Mike Thompson

No. 95, 93, 96
- Position: Defensive tackle

Personal information
- Born: December 22, 1971 (age 54) Portage, Wisconsin, U.S.
- Listed height: 6 ft 4 in (1.93 m)
- Listed weight: 295 lb (134 kg)

Career information
- High school: Portage
- College: Wisconsin
- NFL draft: 1995: 4th round, 123rd overall pick
- Expansion draft: 1999: 1st round, 35th overall pick

Career history
- Jacksonville Jaguars (1995); Green Bay Packers (1996); Kansas City Chiefs (1997)*; Cincinnati Bengals (1997–1998); Cleveland Browns (1999–2001);
- * Offseason or practice squad member only

Awards and highlights
- First-team All-Big Ten (1994);

Career NFL statistics
- Tackles: 45
- Sacks: 1.5
- Fumble recoveries: 2
- Stats at Pro Football Reference

= Mike Thompson (American football) =

American football player (born 1971)

Mike John Thompson (born December 22, 1971) is an American former professional football player who was a defensive tackle in the National Football League (NFL).

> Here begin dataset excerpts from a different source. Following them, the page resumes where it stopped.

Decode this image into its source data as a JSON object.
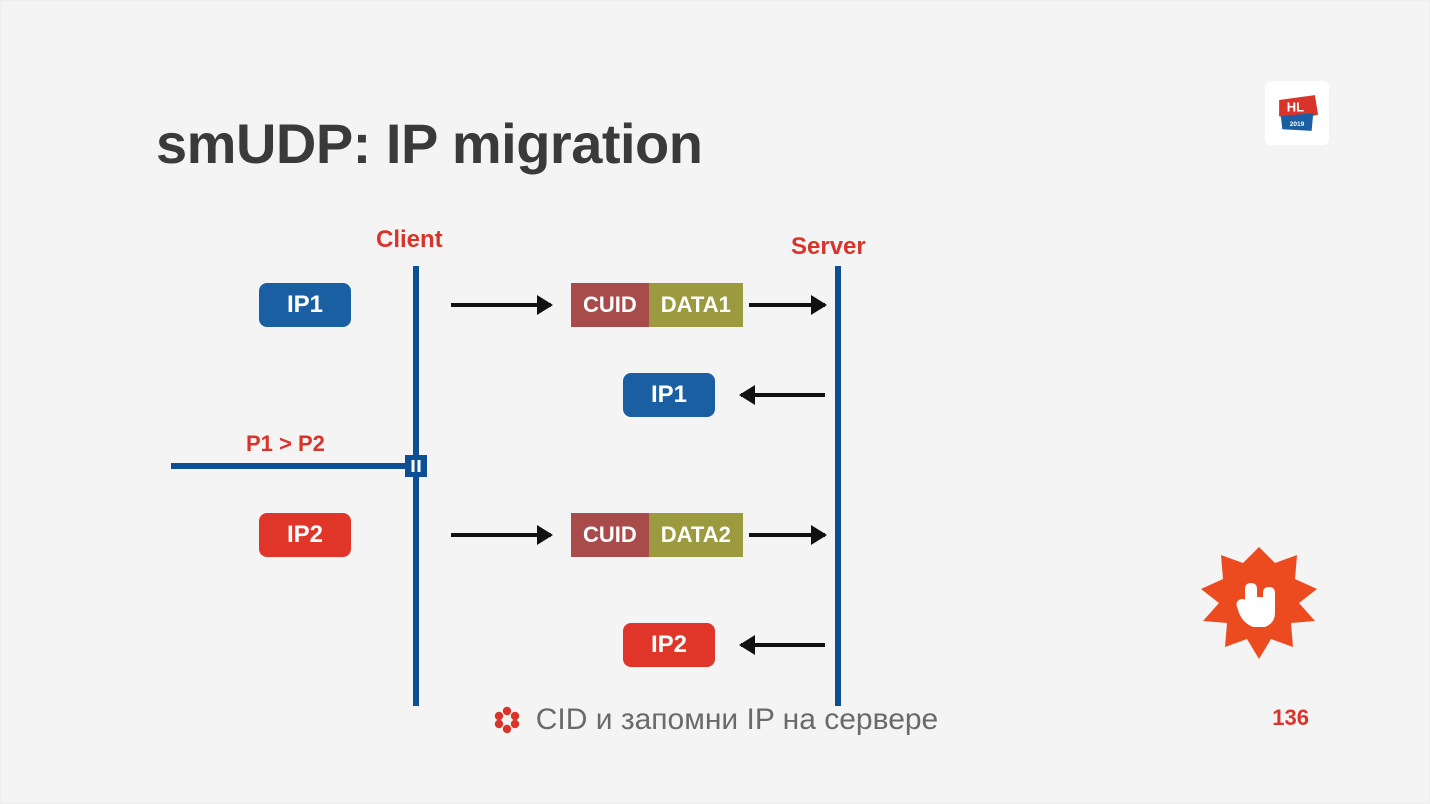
{
  "slide": {
    "title": "smUDP: IP migration",
    "page_number": "136",
    "footer_text": "CID и запомни IP на сервере",
    "logo_text": "HL",
    "logo_year": "2019"
  },
  "diagram": {
    "client_label": "Client",
    "server_label": "Server",
    "event_label": "P1 > P2",
    "rows": [
      {
        "src_ip": "IP1",
        "src_color": "blue",
        "cuid": "CUID",
        "data": "DATA1",
        "reply_ip": "IP1",
        "reply_color": "blue"
      },
      {
        "src_ip": "IP2",
        "src_color": "red",
        "cuid": "CUID",
        "data": "DATA2",
        "reply_ip": "IP2",
        "reply_color": "red"
      }
    ]
  }
}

He played college football for the Wisconsin Badgers. Thompson was selected by the Jacksonville Jaguars in the fourth round of the 1995 NFL draft and played with that team for a season. The following season, he instead played for the Cincinnati Bengals, but did not see any playing time during the regular season. After playing the following season with the Bengals he played two more with the Cleveland Browns. He was also a member of the Browns during the 2001 NFL season, but once again did not see any playing time.